The classical Hilbert Irreducibility Theorem can be viewed as saying the following: if \(\pi: Y \to {\mathbb A}^n_k\) is a dominant rational map of finite degree, with \(Y\) irreducible, then there is a rational point \(x \in {\mathbb A}^n_k\) such that the fibre \(\pi^{-1}(x)\) is irreducible. Replacing \({\mathbb A}^n\) with an arbitrary irreducible variety \(X\) over the field \(k\), we obtain a more general notion of Hilbert Irreducibility Theorem. This article concerns the case where \(X\) is an algebraic group, and we would like to restrict \(x\) to lie in a specified Zariski-dense subgroup of \(X(k)\).
To state the principal results of this article, we need to define the condition (PB) on on the cover \(Y \to X\), as follows.
Definition. The cover \(Y \to X\) satisfies condition (PB) (pullback) if, for any integer \(m>0\), the pullback \([m]^* Y := X \times_{[m],\pi} Y\) is irreducible.
The two main theorems cover different types of algebraic groups \(X\).
Theorem 1. For \(i = 1, \ldots, h\), let \(\pi_i : Y_i \to X := {\mathbb G}_{\roman m}^r \times {\mathbb G}_{\roman a}\) be a cover satisfying (PB). Then, if \(\Omega\) is a cyclic Zariski-dense subgroup of \(X(k)\), there exists a coset \(C\) of finite index in \(\Omega\) such that for all \(x \in C\) and for all \(i = 1, \ldots, h\) the fibre \(\pi_i^{-1}(x)\) is irreducible over \(k\).
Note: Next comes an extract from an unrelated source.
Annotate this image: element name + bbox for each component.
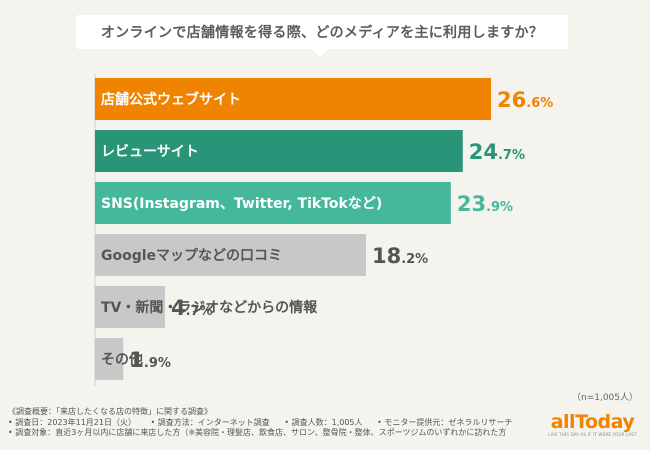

In the second case, \(X\) is a power of an elliptic curve \(E\) without complex multiplication.
Theorem 2. For \(i = 1, \ldots, h\), let \(\pi_i : Y_i \to E^n\) be a cover satisfying (PB). Then, if \(\Omega\) is a Zariski-dense cyclic subgroup of \(E^n(k)\), there exists a coset \(C\) of finite index in \(\Omega\) such that for all \(x \in C\) and for all \(i = 1, \ldots, h\) the fibre \(\pi_i^{-1}(x)\) is irreducible over \(k\).
Another theorem, an application of the same method, is the following “toric analogue of the Bertini theorem”.
Theorem 3. Let \(\pi: Y \to {\mathbb G}_{\roman m}^n\) be a cover defined over \(\kappa\), satisfying (PB). Then there is a finite union \({\mathcal E}\) of proper connected algebraic subgroups of \({\mathbb G}_{\roman m}^n\) such that if a connected algebraic subgroup \(G\) is not contained in \({\mathcal E}\), then \(\pi^{-1}(\theta G)\) is irreducible (over \(\kappa\)) for every torsion point \(\theta\).
This paper has an extensive introduction describing the motivation and background to these results, their connection to previous results in this area, and several further applications.